Investing.com - The euro remained lower against the dollar on Monday as a shock contraction in Japanese third quarter growth weighed and Germany’s central bank warned that economic growth will remain weak in the coming months.
EUR/USD was down 0.23% to 1.2498, off the highs of 1.2576 struck overnight.
Market sentiment was hit after data showed that Japan’s economy contracted by an annualized 1.6% in the third quarter, following a 7.3% drop in the preceding quarter.
Economists had forecast growth of 2.3%.
The unexpectedly weak data added to gloom over the outlook for the global economy.
Japanese Prime Minister Shinzo Abe was expected to postpone a planned sales tax increase due to come into effect next year after a sales tax hike in April of this year acted as a drag on growth.
The prime minister was also expected to call for snap elections which could take place as soon as next month.
In the euro zone, Germany’s Bundesbank warned in its monthly report on Monday that the outlook for growth in the region’s largest economy was likely to remain weak in the next few months.
“The further deterioration in economic expectations and the stagnation of new orders point to a rather sluggish course of economic development in Germany until at least the end of 2014”, the Bundesbank said.
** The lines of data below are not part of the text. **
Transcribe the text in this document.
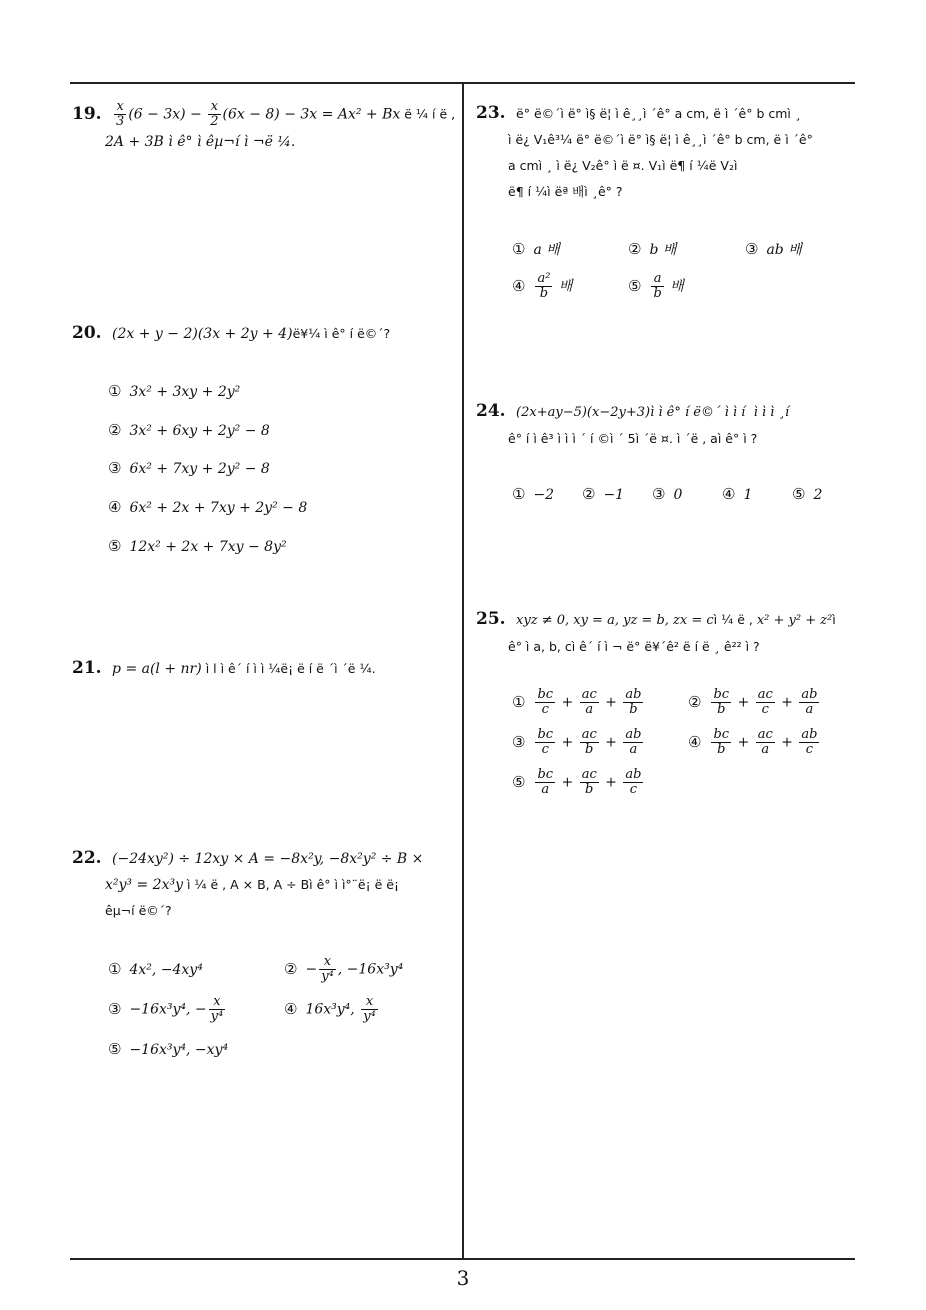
19. $\frac{x}{3} (6 - 3x) - \frac{x}{2} (6x - 8) - 3x = Ax^2 + Bx$ ë ¼ í ë ,
2A + 3B ì ê° ì êµ¬í ì ¬ë ¼.
20. (2x + y − 2)(3x + 2y + 4)ë¥¼ ì ê° í ë©´?
① 3x² + 3xy + 2y²
② 3x² + 6xy + 2y² − 8
③ 6x² + 7xy + 2y² − 8
④ 6x² + 2x + 7xy + 2y² − 8
⑤ 12x² + 2x + 7xy − 8y²
21. p = a(l + nr) ì l ì ê´ í ì ì ¼ë¡ ë í ë ´ì ´ë ¼.
22. (−24xy²) ÷ 12xy × A = −8x²y, −8x²y² ÷ B ×
x²y³ = 2x³y ì ¼ ë , A × B, A ÷ Bì ê° ì ì°¨ë¡ ë ë¡
êµ¬í ë©´?
① 4x², −4xy⁴	② − $\frac{x}{\text{y⁴}}$ , −16x³y⁴
③ −16x³y⁴, − $\frac{x}{\text{y⁴}}$	④ 16x³y⁴, $\frac{x}{\text{y⁴}}$
⑤ −16x³y⁴, −xy⁴
23. ë° ë©´ì ë° ì§ ë¦ ì ê¸¸ì ´ê° a cm, ë ì ´ê° b cmì ¸
ì ë¿ V₁ê³¼ ë° ë©´ì ë° ì§ ë¦ ì ê¸¸ì ´ê° b cm, ë ì ´ê°
a cmì ¸ ì ë¿ V₂ê° ì ë ¤. V₁ì ë¶ í ¼ë V₂ì
ë¶ í ¼ì ëª 배ì ¸ê° ?
① a 배	② b 배	③ ab 배
④ $\frac{\text{a²}}{b}$ 배	⑤ $\frac{a}{b}$ 배
24. (2x+ay−5)(x−2y+3)ì ì ê° í ë©´ ì ì í ì ì ì ¸í
ê° í ì ê³ ì ì ì ´ í ©ì ´ 5ì ´ë ¤. ì ´ë , aì ê° ì ?
① −2 ② −1 ③ 0	④ 1	⑤ 2
25. xyz ≠ 0, xy = a, yz = b, zx = cì ¼ ë , x² + y² + z²ì
ê° ì a, b, cì ê´ í ì ¬ ë° ë¥´ê² ë í ë ¸ ê²² ì ?
① $\frac{bc}{c} + \frac{ac}{a} + \frac{ab}{b}$	② $\frac{bc}{b} + \frac{ac}{c} + \frac{ab}{a}$
③ $\frac{bc}{c} + \frac{ac}{b} + \frac{ab}{a}$	④ $\frac{bc}{b} + \frac{ac}{a} + \frac{ab}{c}$
⑤ $\frac{bc}{a} + \frac{ac}{b} + \frac{ab}{c}$
3
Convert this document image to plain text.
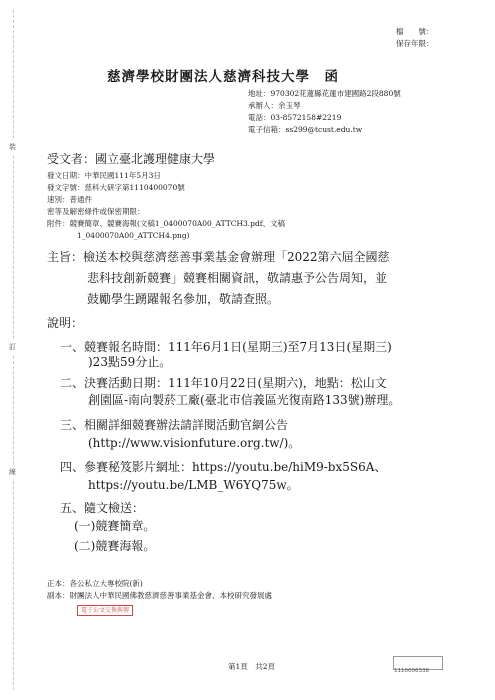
裝
訂
線
檔　　號：
保存年限：
慈濟學校財團法人慈濟科技大學　函
地址：970302花蓮縣花蓮市建國路2段880號
承辦人：余玉琴
電話：03-8572158#2219
電子信箱：ss299@tcust.edu.tw
受文者：國立臺北護理健康大學
發文日期：中華民國111年5月3日
發文字號：慈科大研字第1110400070號
速別：普通件
密等及解密條件或保密期限：
附件：競賽簡章、競賽海報(文稿1_0400070A00_ATTCH3.pdf、文稿
1_0400070A00_ATTCH4.png)
主旨：檢送本校與慈濟慈善事業基金會辦理「2022第六屆全國慈
悲科技創新競賽」競賽相關資訊，敬請惠予公告周知，並
鼓勵學生踴躍報名參加，敬請查照。
說明：
一、競賽報名時間：111年6月1日(星期三)至7月13日(星期三)
)23點59分止。
二、決賽活動日期：111年10月22日(星期六)，地點：松山文
創園區-南向製菸工廠(臺北市信義區光復南路133號)辦理。
三、相關詳細競賽辦法請詳閱活動官網公告
(http://www.visionfuture.org.tw/)。
四、參賽秘笈影片網址：https://youtu.be/hiM9-bx5S6A、
https://youtu.be/LMB_W6YQ75w。
五、隨文檢送：
(一)競賽簡章。
(二)競賽海報。
正本：各公私立大專校院(新)
副本：財團法人中華民國佛教慈濟慈善事業基金會、本校研究發展處
電子公文交換與傳
第1頁　共2頁	1110006338
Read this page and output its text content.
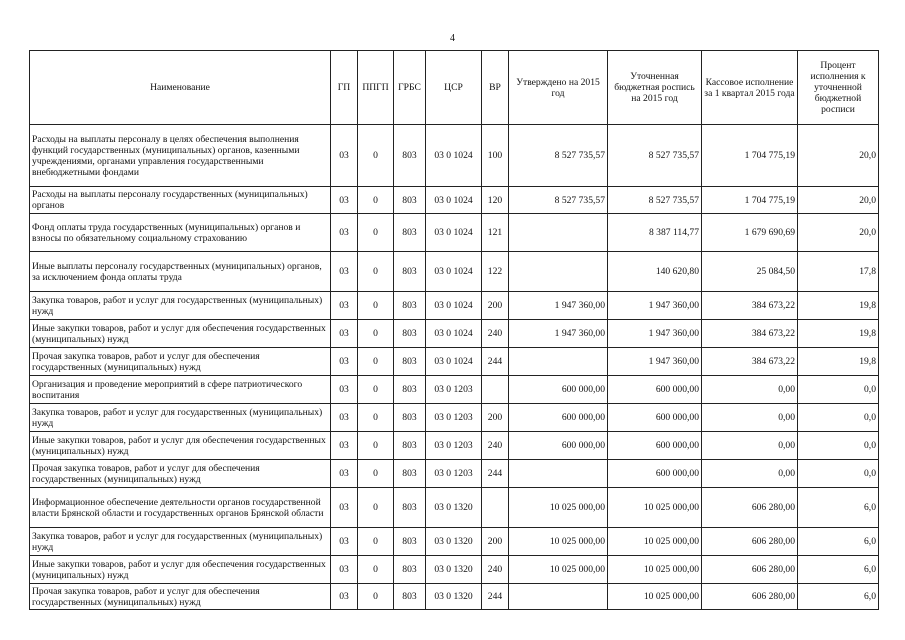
4
Наименование	ГП	ППГП	ГРБС	ЦСР	ВР	Утверждено на 2015 год	Уточненная бюджетная роспись на 2015 год	Кассовое исполнение за 1 квартал 2015 года	Процент исполнения к уточненной бюджетной росписи
Расходы на выплаты персоналу в целях обеспечения выполнения функций государственных (муниципальных) органов, казенными учреждениями, органами управления государственными внебюджетными фондами	03	0	803	03 0 1024	100	8 527 735,57	8 527 735,57	1 704 775,19	20,0
Расходы на выплаты персоналу государственных (муниципальных) органов	03	0	803	03 0 1024	120	8 527 735,57	8 527 735,57	1 704 775,19	20,0
Фонд оплаты труда государственных (муниципальных) органов и взносы по обязательному социальному страхованию	03	0	803	03 0 1024	121		8 387 114,77	1 679 690,69	20,0
Иные выплаты персоналу государственных (муниципальных) органов, за исключением фонда оплаты труда	03	0	803	03 0 1024	122		140 620,80	25 084,50	17,8
Закупка товаров, работ и услуг для государственных (муниципальных) нужд	03	0	803	03 0 1024	200	1 947 360,00	1 947 360,00	384 673,22	19,8
Иные закупки товаров, работ и услуг для обеспечения государственных (муниципальных) нужд	03	0	803	03 0 1024	240	1 947 360,00	1 947 360,00	384 673,22	19,8
Прочая закупка товаров, работ и услуг для обеспечения государственных (муниципальных) нужд	03	0	803	03 0 1024	244		1 947 360,00	384 673,22	19,8
Организация и проведение мероприятий в сфере патриотического воспитания	03	0	803	03 0 1203		600 000,00	600 000,00	0,00	0,0
Закупка товаров, работ и услуг для государственных (муниципальных) нужд	03	0	803	03 0 1203	200	600 000,00	600 000,00	0,00	0,0
Иные закупки товаров, работ и услуг для обеспечения государственных (муниципальных) нужд	03	0	803	03 0 1203	240	600 000,00	600 000,00	0,00	0,0
Прочая закупка товаров, работ и услуг для обеспечения государственных (муниципальных) нужд	03	0	803	03 0 1203	244		600 000,00	0,00	0,0
Информационное обеспечение деятельности органов государственной власти Брянской области и государственных органов Брянской области	03	0	803	03 0 1320		10 025 000,00	10 025 000,00	606 280,00	6,0
Закупка товаров, работ и услуг для государственных (муниципальных) нужд	03	0	803	03 0 1320	200	10 025 000,00	10 025 000,00	606 280,00	6,0
Иные закупки товаров, работ и услуг для обеспечения государственных (муниципальных) нужд	03	0	803	03 0 1320	240	10 025 000,00	10 025 000,00	606 280,00	6,0
Прочая закупка товаров, работ и услуг для обеспечения государственных (муниципальных) нужд	03	0	803	03 0 1320	244		10 025 000,00	606 280,00	6,0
“No marked recovery in important euro-area partner countries has yet materialized,” it added.
The report also argued that the European Central Bank should not embark on a larger stimulus program, saying it would not be constructive.
Earlier Monday, data showed that euro zone exports jumped 9% on a year-over-year basis in September, boosting the trade surplus to €17.7 billion, from €15.4 in August. The surge in exports boosted the outlook for third quarter growth.
The euro was lower against the yen, with EUR/JPY down 0.30% to 145.21, off the six-year highs of 146.51 struck following the release of Japan’s GDP data.
Elsewhere, the Swiss franc was close to 26-month highs against the euro on Friday, with EUR/CHF trading at 1.2011, not far from the Swiss National Bank’s exchange rate cap of 1.20 per euro.
The Swiss franc has strengthened against the euro in recent sessions ahead of a vote later this month which could force the central bank to increase its gold reserves, a move which could restrict its ability to cap the value of the franc against the euro.